Chemical gradients in animal cells
These differences in Nernst potential reflect the differences in the
chemical gradients for each ion.
All animal cells maintain chemical gradients across their plasma membrane and
organelle membranes. As we will discuss there is large concentration gradient
of Ca+2 in all cells such that the cytosol has a very low Ca+2 concentration
while the outside of the cell and in the organelles such as the ER,
mitochondria Ca+2 is highly concentrated.

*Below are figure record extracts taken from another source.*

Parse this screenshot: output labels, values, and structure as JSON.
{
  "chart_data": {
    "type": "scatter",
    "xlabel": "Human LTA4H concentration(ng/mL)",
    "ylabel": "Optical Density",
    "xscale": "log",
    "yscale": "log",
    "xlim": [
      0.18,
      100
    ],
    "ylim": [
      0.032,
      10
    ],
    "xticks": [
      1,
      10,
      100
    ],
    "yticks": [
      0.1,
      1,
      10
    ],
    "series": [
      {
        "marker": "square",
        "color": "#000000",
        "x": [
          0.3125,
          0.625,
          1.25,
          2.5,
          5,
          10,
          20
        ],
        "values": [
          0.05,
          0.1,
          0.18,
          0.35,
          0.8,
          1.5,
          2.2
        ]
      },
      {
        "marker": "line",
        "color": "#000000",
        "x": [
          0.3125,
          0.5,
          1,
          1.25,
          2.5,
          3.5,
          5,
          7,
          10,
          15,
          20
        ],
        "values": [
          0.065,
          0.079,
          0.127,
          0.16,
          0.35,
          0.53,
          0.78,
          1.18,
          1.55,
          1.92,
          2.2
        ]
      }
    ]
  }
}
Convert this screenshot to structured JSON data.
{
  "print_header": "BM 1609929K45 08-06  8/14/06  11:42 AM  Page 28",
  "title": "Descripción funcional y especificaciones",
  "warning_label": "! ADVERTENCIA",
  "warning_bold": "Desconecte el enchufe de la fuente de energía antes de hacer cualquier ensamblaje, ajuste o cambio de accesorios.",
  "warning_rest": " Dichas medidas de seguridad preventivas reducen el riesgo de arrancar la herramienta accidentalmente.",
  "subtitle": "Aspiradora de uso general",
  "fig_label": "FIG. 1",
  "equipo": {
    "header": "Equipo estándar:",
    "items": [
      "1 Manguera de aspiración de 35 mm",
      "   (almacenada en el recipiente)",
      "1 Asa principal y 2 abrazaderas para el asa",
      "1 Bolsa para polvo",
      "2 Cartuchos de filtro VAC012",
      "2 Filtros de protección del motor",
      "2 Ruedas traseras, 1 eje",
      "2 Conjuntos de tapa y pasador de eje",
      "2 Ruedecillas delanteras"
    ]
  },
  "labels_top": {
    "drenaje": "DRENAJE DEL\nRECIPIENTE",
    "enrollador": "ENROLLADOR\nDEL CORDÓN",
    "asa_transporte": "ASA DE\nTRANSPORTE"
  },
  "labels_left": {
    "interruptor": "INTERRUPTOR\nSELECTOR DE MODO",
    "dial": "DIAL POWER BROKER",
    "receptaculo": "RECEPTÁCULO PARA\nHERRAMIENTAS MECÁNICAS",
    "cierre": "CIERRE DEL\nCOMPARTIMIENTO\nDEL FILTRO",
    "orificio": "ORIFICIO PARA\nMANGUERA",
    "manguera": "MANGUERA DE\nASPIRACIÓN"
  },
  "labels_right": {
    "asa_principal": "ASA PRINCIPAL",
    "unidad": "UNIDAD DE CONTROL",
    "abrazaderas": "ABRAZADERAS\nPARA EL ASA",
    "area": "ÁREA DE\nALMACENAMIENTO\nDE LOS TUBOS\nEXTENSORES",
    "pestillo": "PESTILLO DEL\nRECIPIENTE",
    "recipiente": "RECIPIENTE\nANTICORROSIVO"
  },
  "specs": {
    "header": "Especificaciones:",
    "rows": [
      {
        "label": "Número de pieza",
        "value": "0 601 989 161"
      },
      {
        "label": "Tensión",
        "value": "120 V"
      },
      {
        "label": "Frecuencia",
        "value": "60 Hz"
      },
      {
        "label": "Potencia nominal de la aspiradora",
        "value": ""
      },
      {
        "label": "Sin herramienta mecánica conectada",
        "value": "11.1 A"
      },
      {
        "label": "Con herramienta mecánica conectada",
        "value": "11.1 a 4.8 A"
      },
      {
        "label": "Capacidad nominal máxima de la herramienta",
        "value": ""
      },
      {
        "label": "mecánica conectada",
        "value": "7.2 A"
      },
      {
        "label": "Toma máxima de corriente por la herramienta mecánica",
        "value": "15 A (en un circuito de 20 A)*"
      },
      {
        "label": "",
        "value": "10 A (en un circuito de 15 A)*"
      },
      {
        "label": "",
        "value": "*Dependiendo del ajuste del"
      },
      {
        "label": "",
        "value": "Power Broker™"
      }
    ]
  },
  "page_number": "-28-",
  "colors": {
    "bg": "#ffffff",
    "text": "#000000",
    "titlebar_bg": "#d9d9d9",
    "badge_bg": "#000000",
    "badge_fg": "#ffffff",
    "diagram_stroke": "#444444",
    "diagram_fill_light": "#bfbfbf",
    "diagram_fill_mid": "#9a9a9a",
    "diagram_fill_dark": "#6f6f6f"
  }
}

All animal cells also are characterized by a large K+ gradient so that the
inside of the cell has a higher K+ concentration than the outside. There is
more Na+ on the outside compared to the inside.
From Lodish, Molecular Cell Biology, 4th edition
We will concentrate on the protein pumps that are necessary to maintain these
gradients and more importantly why the cell would got to all this trouble to
use a large of energy to do this.
Free energy associated with the Na+ electrochemical gradient.
An example of the advantages of creating an electrical/chemical gradient
are outlined for Na+:
From Lodish, Molecular Cell Biology, 4th edition
The forces of the ion and the voltage gradients govern the movement of the
ions across the membrane. We can calculate the free-energy change (
DG) that corresponds to the transport of an ion
across the membrane.
Because ions are also charged the calculation included both a chemical and
electrical component.
For instance the the free-energy change generated by the Na+ ion concentration
gradient is:
DGc = RTln([Na+in]/[Na+out])
In our sample cell this corresponds to -1.45 kCal/mol (the change associated
with the transport of 1 mole of Na+ from the outside to the inside of the
cell).
The free-engery change generated by the membrane electrical potential is:
DGm = zFEm
where F = Faraday constant, Em is the membrane potential (-70 mV in most
animal cells) and z is the valence of the ion (+1 in this case). This would
correspond to -1.6 kCal/mol.
Because Na+ is affected by both the Na+ concentration gradient and the
membrane potential both are added to gether to give a total of -3.06 kCal/mol.
Therefore because this is less than 0 this favours thermodynamically the
movement of Na+ into the cell. This feature of Na+ we will see in different
examples in class can drive a number of cellular processes.